Something between a sob and a sigh of relief burst past Wendy’s lips. His chest rose and fell in quick, shallow breaths. “Wendy?” He tried to open his eyes to look at her, but they kept rolling back into his head, unfocused. The cobalt starlight had vanished from them, replaced with nothing but yawning black pupils. His hand, heavy and with little control, fell to the side of her face. His cold fingers pressed into her cheek, his palm on the hammering pulse at her neck. “No,” he moaned, thick with grief, catching on a sob. “You have to—you have to get them out of here.” Peter’s eyes tried to find Benjamin, Ashley, Matthew, Joel, and Alex in their cage. “You have to take care of them.” Another shuddering breath. Peter’s face crumpled. “I’m sorry, I’m so sorry,” he murmured.
Wendy put her hand over his and squeezed it tight. “It’ll be okay, you’ll be okay,” she told him. A hot tear fell from her chin. “You just have to hang on, okay?” She couldn’t lose him, she wouldn’t. But how could she possibly stop the shadow on her own?
“This is actually quite poetic!” the shadow announced. It smiled, pleased with itself. “You’ll be able to watch as I suck dry what’s left of Peter, and his last thoughts will be of how he failed to save you,” it cooed. Its black, hollow eyes shifted to the children, who shrank back from the bars. “Mmmm.” Craning its back, it inhaled deeply through its nose, mouth splitting into a wicked smile as it refocused on the children. “Delicious.”

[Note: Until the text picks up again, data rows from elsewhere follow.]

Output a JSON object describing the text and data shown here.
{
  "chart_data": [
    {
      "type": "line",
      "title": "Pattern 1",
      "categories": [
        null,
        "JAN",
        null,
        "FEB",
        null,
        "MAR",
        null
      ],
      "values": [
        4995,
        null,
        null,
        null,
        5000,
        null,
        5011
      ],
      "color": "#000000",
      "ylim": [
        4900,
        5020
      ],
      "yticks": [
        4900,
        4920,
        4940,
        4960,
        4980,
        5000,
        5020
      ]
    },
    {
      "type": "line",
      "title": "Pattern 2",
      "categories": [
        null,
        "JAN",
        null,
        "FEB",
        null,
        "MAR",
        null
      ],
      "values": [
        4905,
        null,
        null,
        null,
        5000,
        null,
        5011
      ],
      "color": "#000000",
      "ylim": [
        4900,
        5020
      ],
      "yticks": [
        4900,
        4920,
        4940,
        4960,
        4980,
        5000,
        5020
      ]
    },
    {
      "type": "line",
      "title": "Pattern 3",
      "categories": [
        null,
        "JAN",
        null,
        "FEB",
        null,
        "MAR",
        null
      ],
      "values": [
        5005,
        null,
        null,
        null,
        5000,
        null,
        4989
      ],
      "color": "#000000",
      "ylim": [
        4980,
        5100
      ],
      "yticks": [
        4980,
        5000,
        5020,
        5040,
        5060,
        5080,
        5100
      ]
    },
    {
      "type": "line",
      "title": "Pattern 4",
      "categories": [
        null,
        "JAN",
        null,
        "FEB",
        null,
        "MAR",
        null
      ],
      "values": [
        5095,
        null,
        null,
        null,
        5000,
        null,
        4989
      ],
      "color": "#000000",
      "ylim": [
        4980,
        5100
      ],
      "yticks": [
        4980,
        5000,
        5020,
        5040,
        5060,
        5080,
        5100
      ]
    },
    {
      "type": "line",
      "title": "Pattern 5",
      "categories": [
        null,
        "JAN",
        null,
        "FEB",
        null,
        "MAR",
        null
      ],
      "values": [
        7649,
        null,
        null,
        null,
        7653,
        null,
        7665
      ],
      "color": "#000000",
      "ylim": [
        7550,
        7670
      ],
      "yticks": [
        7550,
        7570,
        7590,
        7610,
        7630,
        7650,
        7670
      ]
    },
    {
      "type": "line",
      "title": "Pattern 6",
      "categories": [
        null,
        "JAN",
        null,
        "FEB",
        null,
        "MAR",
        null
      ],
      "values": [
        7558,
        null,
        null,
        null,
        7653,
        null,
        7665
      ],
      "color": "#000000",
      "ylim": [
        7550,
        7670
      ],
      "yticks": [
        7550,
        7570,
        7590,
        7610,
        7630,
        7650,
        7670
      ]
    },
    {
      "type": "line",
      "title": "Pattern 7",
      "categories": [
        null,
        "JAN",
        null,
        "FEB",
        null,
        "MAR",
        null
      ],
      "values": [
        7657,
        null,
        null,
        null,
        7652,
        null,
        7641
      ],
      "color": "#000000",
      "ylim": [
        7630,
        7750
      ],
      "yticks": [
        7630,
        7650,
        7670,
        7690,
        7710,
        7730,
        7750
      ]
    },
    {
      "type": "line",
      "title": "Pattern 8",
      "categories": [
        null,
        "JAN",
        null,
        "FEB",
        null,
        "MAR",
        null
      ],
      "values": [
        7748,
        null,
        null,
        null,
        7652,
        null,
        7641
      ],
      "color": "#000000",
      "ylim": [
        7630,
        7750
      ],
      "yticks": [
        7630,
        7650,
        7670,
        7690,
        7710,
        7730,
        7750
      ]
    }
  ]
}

Peter’s eyes were wide and pleading. He was too weak to say anything more. His hand chased after Wendy as she pulled away.

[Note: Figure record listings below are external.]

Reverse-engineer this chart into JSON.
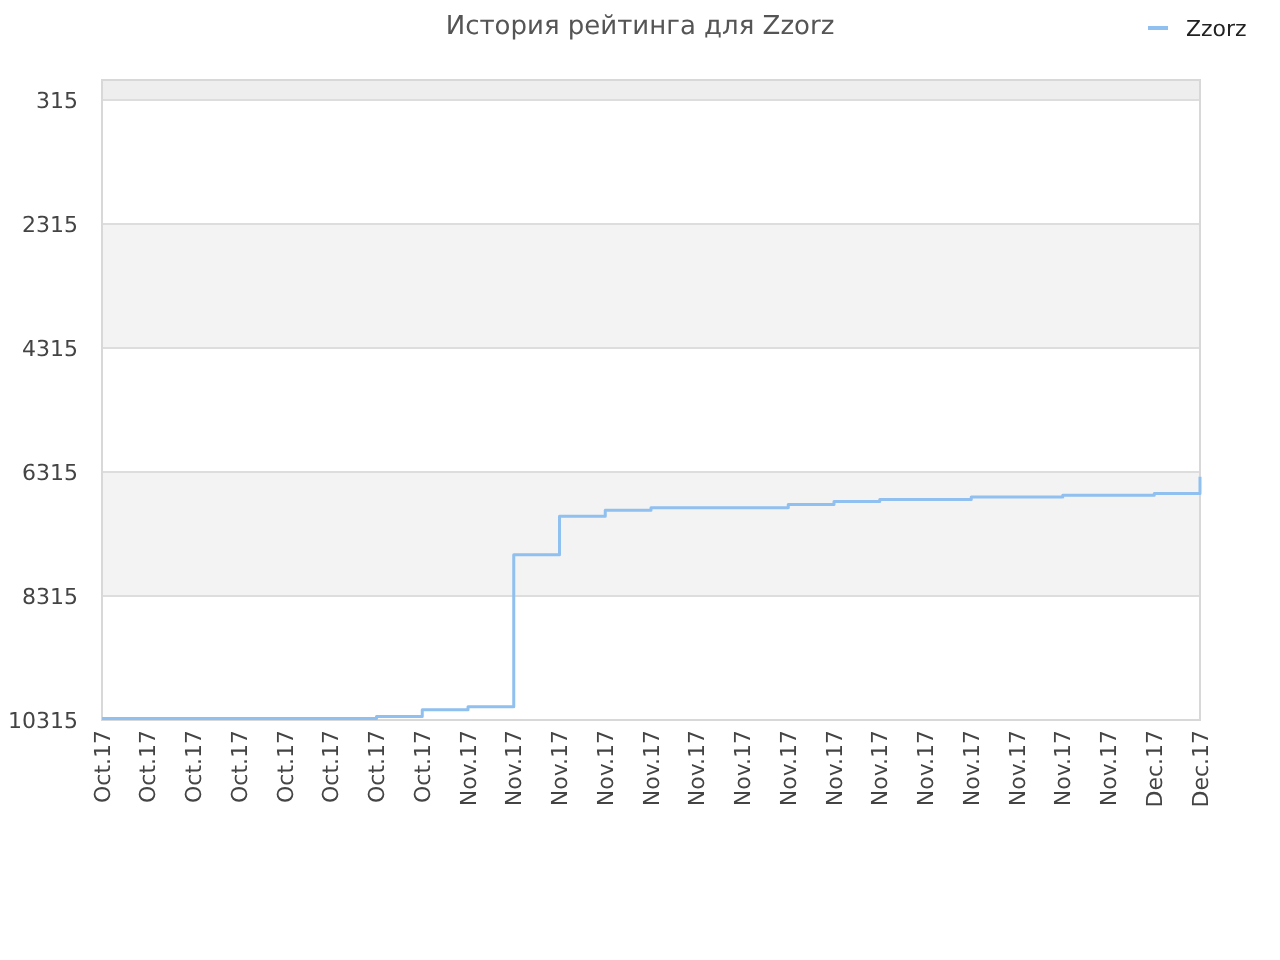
{
  "chart_data": {
    "type": "step",
    "title": "История рейтинга для Zzorz",
    "categories": [
      "Oct.17",
      "Oct.17",
      "Oct.17",
      "Oct.17",
      "Oct.17",
      "Oct.17",
      "Oct.17",
      "Oct.17",
      "Nov.17",
      "Nov.17",
      "Nov.17",
      "Nov.17",
      "Nov.17",
      "Nov.17",
      "Nov.17",
      "Nov.17",
      "Nov.17",
      "Nov.17",
      "Nov.17",
      "Nov.17",
      "Nov.17",
      "Nov.17",
      "Nov.17",
      "Dec.17",
      "Dec.17"
    ],
    "ylim": [
      10315,
      -8
    ],
    "yticks": [
      315,
      2315,
      4315,
      6315,
      8315,
      10315
    ],
    "grid": "y",
    "legend": "top right",
    "series": [
      {
        "name": "Zzorz",
        "color": "#90c0f0",
        "values": [
          10290,
          10290,
          10290,
          10290,
          10290,
          10290,
          10260,
          10150,
          10100,
          7650,
          7030,
          6930,
          6890,
          6890,
          6890,
          6840,
          6790,
          6760,
          6760,
          6720,
          6720,
          6690,
          6690,
          6660,
          6390
        ]
      }
    ]
  }
}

With one last look at Peter, Wendy stood and turned to face the shadow. “He doesn’t need to save me.” She planted her feet, placing herself between Peter and the trapped kids, and the shadow in its tree. Her hands clenched into fists at her sides. “I won’t let you take any of them from me,” Wendy said, raising her voice.
Small, panicked voices rose behind her.
“Wendy!”
“Don’t!”
The shadow threw back its head and let out a screeching laugh. “You are terrified!” the shadow howled with cruel mirth. Its smile stretched, peeling back over sharp teeth, ear to ear. “I can smell it on you, Wendy Darling. It spills from your eyes and seeps from your skin.”

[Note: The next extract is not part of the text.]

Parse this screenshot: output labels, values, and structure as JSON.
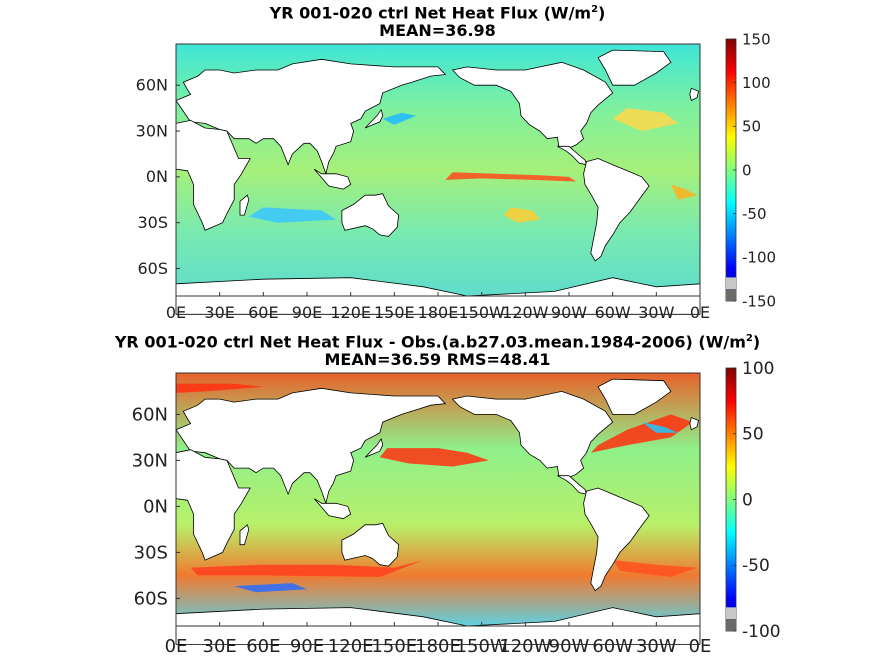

It was right. Her knees shook, her eyes burned and she was drenched in a cold sweat, but she refused to back down. “I won’t let you hurt them anymore!” she shouted at the shadow.
A low growl grew in the shadow’s throat. “You dare try to stand up to me?” its voice boomed. Shadows swirled and circled the base of the tree.
“You think you’re so powerful, but all you do is go around frightening little kids!” Wendy shouted.
“Wendy Darling,” the shadow growled. “You can’t save any of them, just like you couldn’t save your brothers!”
The words shook her to her core, but she remained standing.
“Because of you, they’re doomed to wander the in-between, unable to rest or find peace!”
Her brothers’ cries filled the air. Wendy tried to find them, but their cries for help swirled with the building shadows, circling her and pressing in.
“Your own mother and father can hardly even look at you!” the shadow shouted. “You are nothing but a reminder of what they lost!”
Dark thoughts invaded Wendy’s mind. The closed door to her old room. The muffled sound of her mother crying in the bathroom. The reek of alcohol coming off her father as he slumped over his desk. Wind whipped through her hair, which slapped against her cheeks.
“John and Michael were killed because of you, Wendy Darling.” The words struck her like a kick in the gut. Wendy staggered.
Under the haunting voices, Wendy could still hear Ashley’s and Benjamin’s voices calling to her. Through the swarm of shadows circling her, she could barely make them out. The cage was beginning to fade, the bars quivering and thinning as the shadows were sucked into the smoky vortex around her.
The shadows were converging, forgetting about the trapped kids in order to rain horrors—terrible memories and the cries of John and Michael—down on Wendy. She watched as the kids tugged on the bars. Matthew had nearly gotten himself through, closely followed by Joel.